Buoys were historically employed as simple mechanical structures to identify a safe navigation route or mark hazards such as reefs and below the surface rocks. The addition of battery and lights brought an electrical aspect to them and increased their visibility at night. These days a buoy can be part of the Internet of Things (IoT) with a variety of sensors, data logging, networking, communication and power gear.
The goal of the United Kingdom (UK) Engineering and Physical Sciences Research Council (EPSRC) EPSRC USMART project that ran from May 2017 until Jan 2021 was to create a smart underwater sensing framework based on ultra-low-cost underwater communication and sensing devices (‘smart dust’). The buoys in this project received data from underwater sensors and subsea assets that were transmitted acoustically because underwater radio wave propagation is severely limited. The data was then transmitted to a terrestrial base station. One of the data collection nodes was actually a multi-sensing platform that had nine exteroceptive sensors: temperature, pressure, humidity, optical, distance, sound, magnetic field, accelerometer and gyroscope.

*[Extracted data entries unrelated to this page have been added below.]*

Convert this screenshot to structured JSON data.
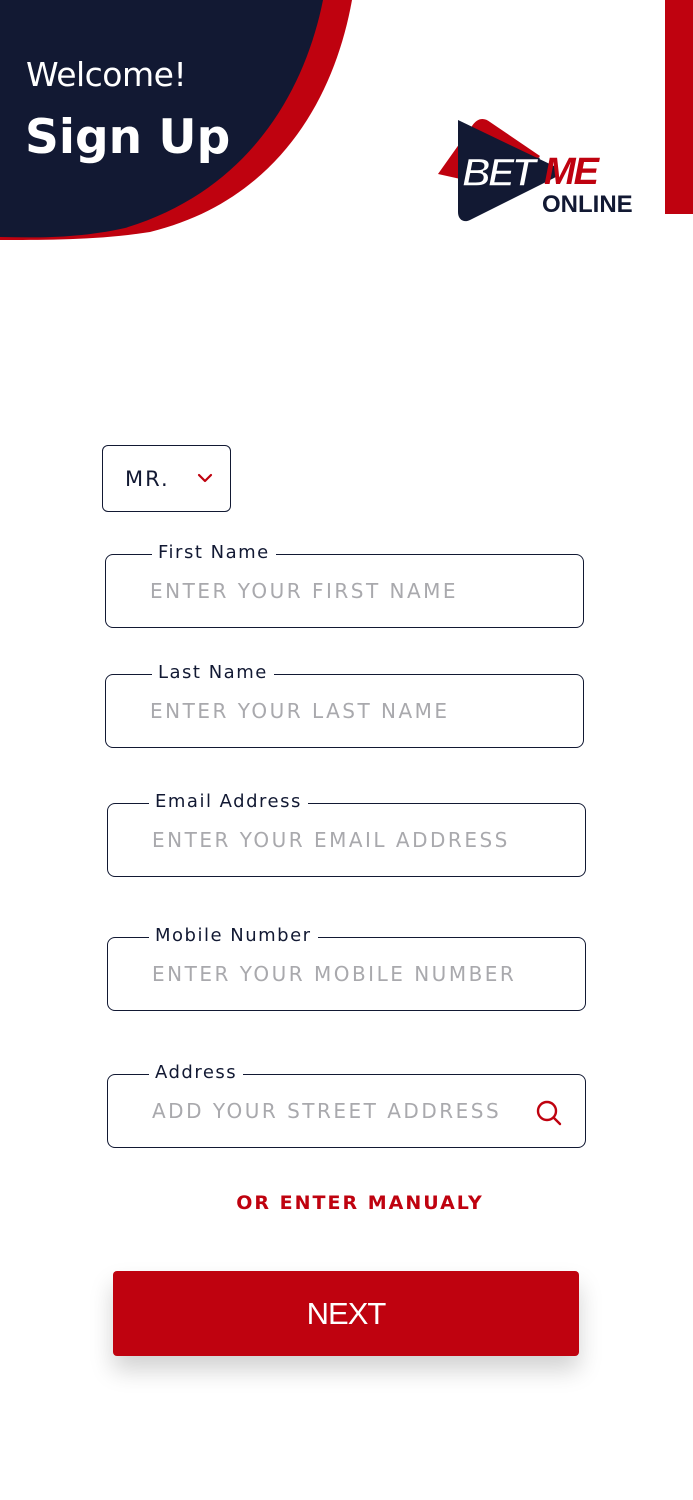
{
  "header": {
    "welcome": "Welcome!",
    "title": "Sign Up",
    "colors": {
      "navy": "#121933",
      "red": "#bf020f"
    }
  },
  "logo": {
    "line1": "BETME",
    "line2": "ONLINE"
  },
  "title_select": {
    "value": "MR.",
    "icon": "chevron-down-icon"
  },
  "fields": {
    "first_name": {
      "label": "First Name",
      "placeholder": "ENTER YOUR FIRST NAME",
      "value": ""
    },
    "last_name": {
      "label": "Last Name",
      "placeholder": "ENTER YOUR LAST NAME",
      "value": ""
    },
    "email": {
      "label": "Email Address",
      "placeholder": "ENTER YOUR EMAIL ADDRESS",
      "value": ""
    },
    "mobile": {
      "label": "Mobile Number",
      "placeholder": "ENTER YOUR MOBILE NUMBER",
      "value": ""
    },
    "address": {
      "label": "Address",
      "placeholder": "ADD YOUR STREET ADDRESS",
      "value": "",
      "icon": "search-icon"
    }
  },
  "manual_link": "OR ENTER MANUALY",
  "next_button": "NEXT"
}
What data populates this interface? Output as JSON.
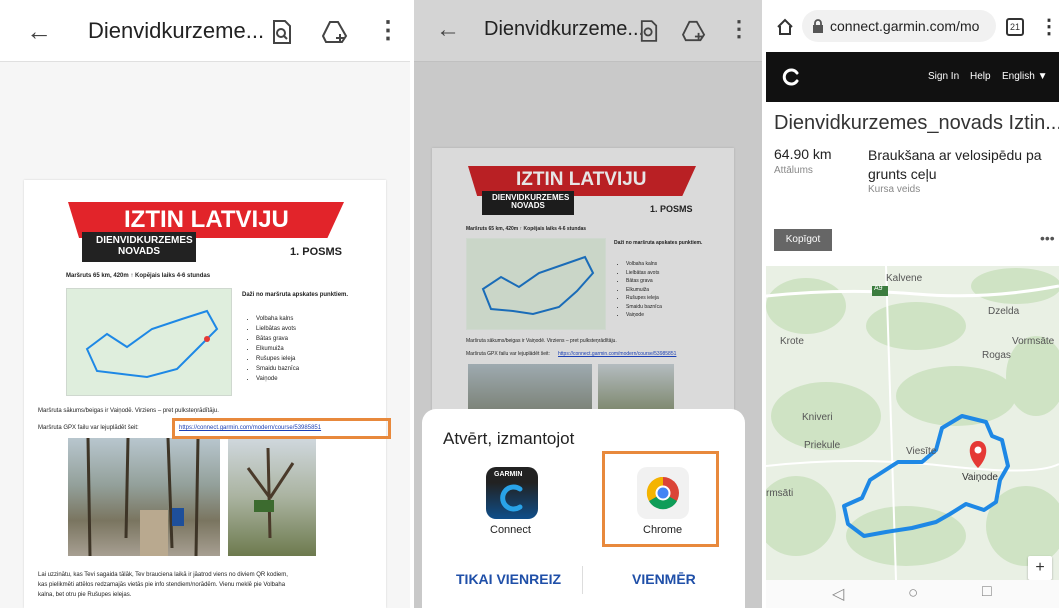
{
  "pdf_viewer": {
    "title": "Dienvidkurzeme...",
    "doc": {
      "banner": "IZTIN LATVIJU",
      "region": "DIENVIDKURZEMES NOVADS",
      "posms": "1. POSMS",
      "route_info": "Maršruts 65 km, 420m ↑ Kopējais laiks 4-6 stundas",
      "points_heading": "Daži no maršruta apskates punktiem.",
      "points": [
        "Volbaha kalns",
        "Lielbātas avots",
        "Bātas grava",
        "Elkumuiža",
        "Rušupes ieleja",
        "Smaidu baznīca",
        "Vaiņode"
      ],
      "start_text": "Maršruta sākums/beigas ir Vaiņodē. Virziens – pret pulksteņrādītāju.",
      "gpx_text": "Maršruta GPX failu var lejuplādēt šeit:",
      "gpx_link": "https://connect.garmin.com/modern/course/53985851",
      "footer_text_1": "Lai uzzinātu, kas Tevi sagaida tālāk, Tev brauciena laikā ir jāatrod viens no diviem QR kodiem,",
      "footer_text_2": "kas pielikmēti attēlos redzamajās vietās pie info stendiem/norādēm. Vienu meklē pie Volbaha",
      "footer_text_3": "kalna, bet otru pie Rušupes ielejas."
    }
  },
  "open_with": {
    "title": "Atvērt, izmantojot",
    "apps": [
      {
        "label": "Connect",
        "brand": "GARMIN"
      },
      {
        "label": "Chrome"
      }
    ],
    "once": "TIKAI VIENREIZ",
    "always": "VIENMĒR"
  },
  "browser": {
    "url": "connect.garmin.com/mo",
    "tabs": "21",
    "nav": {
      "signin": "Sign In",
      "help": "Help",
      "lang": "English ▼"
    },
    "course_title": "Dienvidkurzemes_novads Iztin...",
    "distance_value": "64.90 km",
    "distance_label": "Attālums",
    "type_value": "Braukšana ar velosipēdu pa grunts ceļu",
    "type_label": "Kursa veids",
    "share": "Kopīgot",
    "map_labels": [
      "Kalvene",
      "A9",
      "Dzelda",
      "Krote",
      "Vormsāte",
      "Rogas",
      "Kniveri",
      "Priekule",
      "Vaiņode",
      "rmsāti",
      "Viesīte"
    ],
    "zoom_in": "+"
  },
  "colors": {
    "accent_orange": "#e8893c",
    "banner_red": "#e2242a",
    "route_blue": "#1e88e5",
    "pin_red": "#e53935"
  }
}
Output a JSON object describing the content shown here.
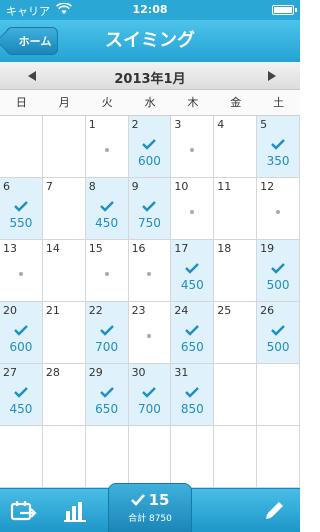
{
  "status": {
    "carrier": "キャリア",
    "time": "12:08"
  },
  "nav": {
    "back": "ホーム",
    "title": "スイミング"
  },
  "month": {
    "title": "2013年1月"
  },
  "weekdays": [
    "日",
    "月",
    "火",
    "水",
    "木",
    "金",
    "土"
  ],
  "accent": "#2aa7d4",
  "days": [
    {
      "num": "",
      "done": false,
      "dot": false,
      "val": ""
    },
    {
      "num": "",
      "done": false,
      "dot": false,
      "val": ""
    },
    {
      "num": "1",
      "done": false,
      "dot": true,
      "val": ""
    },
    {
      "num": "2",
      "done": true,
      "dot": false,
      "val": "600"
    },
    {
      "num": "3",
      "done": false,
      "dot": true,
      "val": ""
    },
    {
      "num": "4",
      "done": false,
      "dot": false,
      "val": ""
    },
    {
      "num": "5",
      "done": true,
      "dot": false,
      "val": "350"
    },
    {
      "num": "6",
      "done": true,
      "dot": false,
      "val": "550"
    },
    {
      "num": "7",
      "done": false,
      "dot": false,
      "val": ""
    },
    {
      "num": "8",
      "done": true,
      "dot": false,
      "val": "450"
    },
    {
      "num": "9",
      "done": true,
      "dot": false,
      "val": "750"
    },
    {
      "num": "10",
      "done": false,
      "dot": true,
      "val": ""
    },
    {
      "num": "11",
      "done": false,
      "dot": false,
      "val": ""
    },
    {
      "num": "12",
      "done": false,
      "dot": true,
      "val": ""
    },
    {
      "num": "13",
      "done": false,
      "dot": true,
      "val": ""
    },
    {
      "num": "14",
      "done": false,
      "dot": false,
      "val": ""
    },
    {
      "num": "15",
      "done": false,
      "dot": true,
      "val": ""
    },
    {
      "num": "16",
      "done": false,
      "dot": true,
      "val": ""
    },
    {
      "num": "17",
      "done": true,
      "dot": false,
      "val": "450"
    },
    {
      "num": "18",
      "done": false,
      "dot": false,
      "val": ""
    },
    {
      "num": "19",
      "done": true,
      "dot": false,
      "val": "500"
    },
    {
      "num": "20",
      "done": true,
      "dot": false,
      "val": "600"
    },
    {
      "num": "21",
      "done": false,
      "dot": false,
      "val": ""
    },
    {
      "num": "22",
      "done": true,
      "dot": false,
      "val": "700"
    },
    {
      "num": "23",
      "done": false,
      "dot": true,
      "val": ""
    },
    {
      "num": "24",
      "done": true,
      "dot": false,
      "val": "650"
    },
    {
      "num": "25",
      "done": false,
      "dot": false,
      "val": ""
    },
    {
      "num": "26",
      "done": true,
      "dot": false,
      "val": "500"
    },
    {
      "num": "27",
      "done": true,
      "dot": false,
      "val": "450"
    },
    {
      "num": "28",
      "done": false,
      "dot": false,
      "val": ""
    },
    {
      "num": "29",
      "done": true,
      "dot": false,
      "val": "650"
    },
    {
      "num": "30",
      "done": true,
      "dot": false,
      "val": "700"
    },
    {
      "num": "31",
      "done": true,
      "dot": false,
      "val": "850"
    },
    {
      "num": "",
      "done": false,
      "dot": false,
      "val": ""
    },
    {
      "num": "",
      "done": false,
      "dot": false,
      "val": ""
    },
    {
      "num": "",
      "done": false,
      "dot": false,
      "val": ""
    },
    {
      "num": "",
      "done": false,
      "dot": false,
      "val": ""
    },
    {
      "num": "",
      "done": false,
      "dot": false,
      "val": ""
    },
    {
      "num": "",
      "done": false,
      "dot": false,
      "val": ""
    },
    {
      "num": "",
      "done": false,
      "dot": false,
      "val": ""
    },
    {
      "num": "",
      "done": false,
      "dot": false,
      "val": ""
    },
    {
      "num": "",
      "done": false,
      "dot": false,
      "val": ""
    }
  ],
  "summary": {
    "count": "15",
    "total": "合計 8750"
  },
  "icons": {
    "calendar": "calendar-icon",
    "chart": "bar-chart-icon",
    "edit": "pencil-icon",
    "check": "check-icon"
  }
}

While USMART was a project to resolve issues in underwater sensing and communications, some suppliers already offer a variety of sensors and associated electronics on commercially available buoys. For example, NexSens Technology, a company specializing in the design and manufacture of real-time environmental measurement systems, offers monitoring systems for different water-based environments. For dredging operations, the company’s CB-450 data buoy has sensors for dredge turbidity monitoring, temperature profiling, dissolved oxygen monitoring, limnology research and weather monitoring on inland lakes. Other sensors that can be added to this or other buoys include water quality, water level, velocity currents and waves, weather solar and soil sensors. Incorporating solar panels to power the sensors and electronics, the buoys have data loggers to capture the sensor data prior to transmitting it using cellular telemetry.